ライノセラスをiPadで使う際の注意点として、主に以下の4つの事項が挙げられます。

  1. モデリング機能が限定されている
  2. データ転送に手間がかかる
  3. バッテリーを消費しやすい
  4. タッチ操作が困難

それぞれの注意事項を詳しく解説するので、iPadでライノセラスを有効活用するための参考にしてください。

モデリング機能が限定されている

iRhino 3Dはライノセラスで作成された3DモデルをiPad上で閲覧するためのビューアアプリで、iPad自体で新たな3Dモデルを直接作成したり、既存のモデルを本格的に編集したりする機能は搭載されていません。
基本的には表示されたモデルの確認や、簡単なマークアップや注釈は記載できますが、iPadだけで完結した3Dモデリング作業を行うことはできない点も認識しましょう。
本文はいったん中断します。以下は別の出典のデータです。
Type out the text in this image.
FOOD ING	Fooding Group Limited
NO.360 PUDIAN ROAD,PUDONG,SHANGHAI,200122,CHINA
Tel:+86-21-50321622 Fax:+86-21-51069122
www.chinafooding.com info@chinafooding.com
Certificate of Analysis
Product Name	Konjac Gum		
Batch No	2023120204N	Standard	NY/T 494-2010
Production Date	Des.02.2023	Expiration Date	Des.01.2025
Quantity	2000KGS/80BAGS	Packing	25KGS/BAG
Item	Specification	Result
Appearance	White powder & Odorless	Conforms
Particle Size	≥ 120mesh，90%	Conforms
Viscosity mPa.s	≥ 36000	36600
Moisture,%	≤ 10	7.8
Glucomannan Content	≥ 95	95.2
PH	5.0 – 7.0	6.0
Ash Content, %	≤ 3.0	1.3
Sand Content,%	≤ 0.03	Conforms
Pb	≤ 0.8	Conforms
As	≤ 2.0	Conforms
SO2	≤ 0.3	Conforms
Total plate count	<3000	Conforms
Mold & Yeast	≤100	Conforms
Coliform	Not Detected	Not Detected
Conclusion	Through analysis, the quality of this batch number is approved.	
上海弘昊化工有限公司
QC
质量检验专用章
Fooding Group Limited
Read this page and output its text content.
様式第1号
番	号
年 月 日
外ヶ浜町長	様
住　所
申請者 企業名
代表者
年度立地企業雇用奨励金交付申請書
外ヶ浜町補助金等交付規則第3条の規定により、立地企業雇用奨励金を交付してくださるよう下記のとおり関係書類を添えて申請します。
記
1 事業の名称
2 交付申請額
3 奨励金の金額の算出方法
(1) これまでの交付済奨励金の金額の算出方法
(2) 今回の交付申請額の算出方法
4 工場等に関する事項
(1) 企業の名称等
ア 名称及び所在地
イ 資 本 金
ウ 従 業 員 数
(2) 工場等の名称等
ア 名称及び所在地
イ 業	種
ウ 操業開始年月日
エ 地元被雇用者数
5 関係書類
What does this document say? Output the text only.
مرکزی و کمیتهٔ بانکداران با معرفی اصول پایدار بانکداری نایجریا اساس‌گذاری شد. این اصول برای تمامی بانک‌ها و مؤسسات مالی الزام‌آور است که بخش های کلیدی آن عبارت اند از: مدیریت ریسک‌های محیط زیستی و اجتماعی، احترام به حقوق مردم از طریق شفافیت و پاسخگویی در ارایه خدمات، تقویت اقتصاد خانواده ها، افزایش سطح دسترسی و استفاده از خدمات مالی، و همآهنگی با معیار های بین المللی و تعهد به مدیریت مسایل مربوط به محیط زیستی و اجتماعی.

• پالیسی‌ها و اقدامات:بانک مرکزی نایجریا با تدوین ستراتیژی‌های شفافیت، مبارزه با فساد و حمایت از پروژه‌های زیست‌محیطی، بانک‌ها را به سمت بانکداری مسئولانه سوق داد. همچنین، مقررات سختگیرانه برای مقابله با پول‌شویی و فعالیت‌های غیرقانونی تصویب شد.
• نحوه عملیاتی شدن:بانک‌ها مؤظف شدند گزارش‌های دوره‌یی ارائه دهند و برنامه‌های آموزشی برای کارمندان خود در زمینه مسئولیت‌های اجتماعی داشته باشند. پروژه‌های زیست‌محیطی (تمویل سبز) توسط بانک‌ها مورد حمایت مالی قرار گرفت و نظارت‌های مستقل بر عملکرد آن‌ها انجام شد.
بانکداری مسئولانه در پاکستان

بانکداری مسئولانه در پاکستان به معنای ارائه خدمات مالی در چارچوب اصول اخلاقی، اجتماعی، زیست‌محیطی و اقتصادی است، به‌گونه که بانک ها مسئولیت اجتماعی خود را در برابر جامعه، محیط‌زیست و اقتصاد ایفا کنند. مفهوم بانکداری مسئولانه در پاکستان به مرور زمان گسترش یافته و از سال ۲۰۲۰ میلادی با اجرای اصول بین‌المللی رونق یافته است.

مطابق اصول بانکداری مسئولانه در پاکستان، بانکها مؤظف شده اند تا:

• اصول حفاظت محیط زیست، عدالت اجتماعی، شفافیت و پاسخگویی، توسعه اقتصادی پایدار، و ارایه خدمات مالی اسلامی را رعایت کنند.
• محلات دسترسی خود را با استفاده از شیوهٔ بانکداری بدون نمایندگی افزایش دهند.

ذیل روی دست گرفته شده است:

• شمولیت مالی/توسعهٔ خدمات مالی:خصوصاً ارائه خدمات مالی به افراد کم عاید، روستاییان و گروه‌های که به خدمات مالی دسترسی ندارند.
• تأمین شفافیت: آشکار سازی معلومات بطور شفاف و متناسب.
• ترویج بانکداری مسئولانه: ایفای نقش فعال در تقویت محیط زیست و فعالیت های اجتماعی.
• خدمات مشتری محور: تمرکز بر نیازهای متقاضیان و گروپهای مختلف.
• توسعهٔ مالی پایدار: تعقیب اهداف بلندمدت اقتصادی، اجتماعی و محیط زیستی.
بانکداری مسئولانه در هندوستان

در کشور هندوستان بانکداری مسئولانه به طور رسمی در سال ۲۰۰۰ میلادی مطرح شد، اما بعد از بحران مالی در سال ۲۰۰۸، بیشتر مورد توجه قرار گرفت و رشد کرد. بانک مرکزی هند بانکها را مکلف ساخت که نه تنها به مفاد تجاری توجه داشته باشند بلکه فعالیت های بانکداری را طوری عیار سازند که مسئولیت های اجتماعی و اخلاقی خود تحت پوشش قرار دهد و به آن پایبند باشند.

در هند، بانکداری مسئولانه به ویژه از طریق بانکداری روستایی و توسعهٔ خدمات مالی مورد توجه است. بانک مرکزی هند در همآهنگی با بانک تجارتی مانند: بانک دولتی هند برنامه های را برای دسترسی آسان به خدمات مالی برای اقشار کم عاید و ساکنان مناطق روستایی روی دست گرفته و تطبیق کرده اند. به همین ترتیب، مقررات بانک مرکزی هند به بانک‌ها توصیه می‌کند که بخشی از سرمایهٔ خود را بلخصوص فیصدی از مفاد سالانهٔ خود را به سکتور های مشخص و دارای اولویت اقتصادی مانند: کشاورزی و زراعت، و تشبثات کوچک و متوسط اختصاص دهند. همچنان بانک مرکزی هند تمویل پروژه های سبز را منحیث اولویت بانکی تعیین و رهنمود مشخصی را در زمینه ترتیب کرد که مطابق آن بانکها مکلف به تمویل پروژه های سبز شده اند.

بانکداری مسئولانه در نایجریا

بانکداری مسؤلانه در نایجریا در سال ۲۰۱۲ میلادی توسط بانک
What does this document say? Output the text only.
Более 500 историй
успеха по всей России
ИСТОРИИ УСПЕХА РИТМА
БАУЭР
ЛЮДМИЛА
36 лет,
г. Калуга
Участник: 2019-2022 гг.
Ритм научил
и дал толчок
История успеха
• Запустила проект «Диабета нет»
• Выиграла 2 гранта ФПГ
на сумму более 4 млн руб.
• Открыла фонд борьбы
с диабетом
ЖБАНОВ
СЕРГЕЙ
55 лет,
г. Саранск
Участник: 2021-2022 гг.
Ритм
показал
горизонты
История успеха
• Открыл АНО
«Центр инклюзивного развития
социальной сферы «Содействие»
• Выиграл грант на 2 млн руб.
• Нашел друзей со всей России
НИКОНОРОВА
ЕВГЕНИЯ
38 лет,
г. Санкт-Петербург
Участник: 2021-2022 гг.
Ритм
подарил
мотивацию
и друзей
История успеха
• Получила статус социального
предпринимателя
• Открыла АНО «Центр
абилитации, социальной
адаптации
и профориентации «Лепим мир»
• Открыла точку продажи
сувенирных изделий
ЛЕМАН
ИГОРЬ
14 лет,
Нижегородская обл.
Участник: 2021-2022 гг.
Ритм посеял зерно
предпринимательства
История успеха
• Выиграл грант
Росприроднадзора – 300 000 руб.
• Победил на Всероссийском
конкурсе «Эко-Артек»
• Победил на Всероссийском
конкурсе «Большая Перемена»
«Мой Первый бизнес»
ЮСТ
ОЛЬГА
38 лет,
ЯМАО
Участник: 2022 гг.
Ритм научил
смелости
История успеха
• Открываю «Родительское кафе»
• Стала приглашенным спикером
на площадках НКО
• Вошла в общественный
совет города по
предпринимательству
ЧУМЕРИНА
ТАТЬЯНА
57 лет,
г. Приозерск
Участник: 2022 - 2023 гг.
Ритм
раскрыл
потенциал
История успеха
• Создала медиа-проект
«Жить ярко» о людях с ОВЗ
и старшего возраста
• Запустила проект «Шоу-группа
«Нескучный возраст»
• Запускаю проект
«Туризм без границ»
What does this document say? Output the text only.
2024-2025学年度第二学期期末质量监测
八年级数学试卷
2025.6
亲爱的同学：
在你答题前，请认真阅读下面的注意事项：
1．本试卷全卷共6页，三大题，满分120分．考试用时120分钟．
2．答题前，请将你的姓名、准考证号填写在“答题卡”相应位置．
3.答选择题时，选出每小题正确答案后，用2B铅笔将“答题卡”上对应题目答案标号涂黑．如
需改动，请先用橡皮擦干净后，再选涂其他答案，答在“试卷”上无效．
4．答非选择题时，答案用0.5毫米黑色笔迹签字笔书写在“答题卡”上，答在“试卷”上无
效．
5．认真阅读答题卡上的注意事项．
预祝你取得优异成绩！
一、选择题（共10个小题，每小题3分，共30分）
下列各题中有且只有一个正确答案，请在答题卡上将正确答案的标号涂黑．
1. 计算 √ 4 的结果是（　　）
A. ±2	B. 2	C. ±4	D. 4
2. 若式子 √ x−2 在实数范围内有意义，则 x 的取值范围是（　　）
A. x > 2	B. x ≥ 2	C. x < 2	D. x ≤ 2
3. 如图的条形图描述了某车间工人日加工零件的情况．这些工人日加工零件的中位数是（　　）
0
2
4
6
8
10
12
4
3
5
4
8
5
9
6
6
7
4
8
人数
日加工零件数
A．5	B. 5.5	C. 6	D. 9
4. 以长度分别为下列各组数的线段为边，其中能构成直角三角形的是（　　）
モデリングを行いたい場合は、WindowsまたはmacOSが搭載されたコンピュータにおける、フル機能版のRhinoの導入が必要です。

データ転送に手間がかかる

ライノセラスで作成した3DモデルをiPadで閲覧するためには、iCloud Driveのようなクラウドストレージサービスの利用においてコンピュータ側でファイルをアップロードし、iPad側でダウンロードしなければいけません。

iTunesのファイル共有機能を使用する場合は、USBケーブルでiPadとコンピュータを接続し、iTunesを介してのファイル転送が必要です。
このようにファイルをiPadへのデータ転送に手間がかかる点も、ライノセラスをiPadで使う際の注意点として挙げられます。

バッテリーを消費しやすい

iRhino 3Dは、3Dモデルの表示や操作に高い処理能力を必要とするため、バックグラウンドでほかのアプリを使用している場合や、画面の明るさを高く設定している場合などにはiPadのバッテリーを 激しく消耗する傾向があります。
特に複雑な形状のモデルを表示したり、ARモードを使用したりする際には、より多くの電力が必要な点も事前に確認しましょう。

タッチ操作が困難

ライノセラスは本来マウスとキーボードによる精密な操作を前提として設計されたソフトウェアであるため、iPadのタッチインターフェースでの操作性はマウスでの操作よりも困難です。
複雑なモデルの細部を正確に選択したり、微細な視点移動を行ったりする際には指の太さやジェスチャーの認識精度などにより、意図した通りの操作が難しい場合もあります。

ピンチやスワイプなどの基本的な操作は直感的ですが、より複雑な操作や精密な選択を行う場合にはある程度の習熟が必要です。

ライノセラスをiPadで有効活用しよう

iPadを使用し、高機能で汎用性の高いライノセラスをどこでも利用できれば、業務効率や効率的なデータ共有も促進されます。
iPadでライノセラスを有効活用して業務効率化を図るためにも、本記事を参考にしてライノセラスとiPadの効率的な連携を行ってください。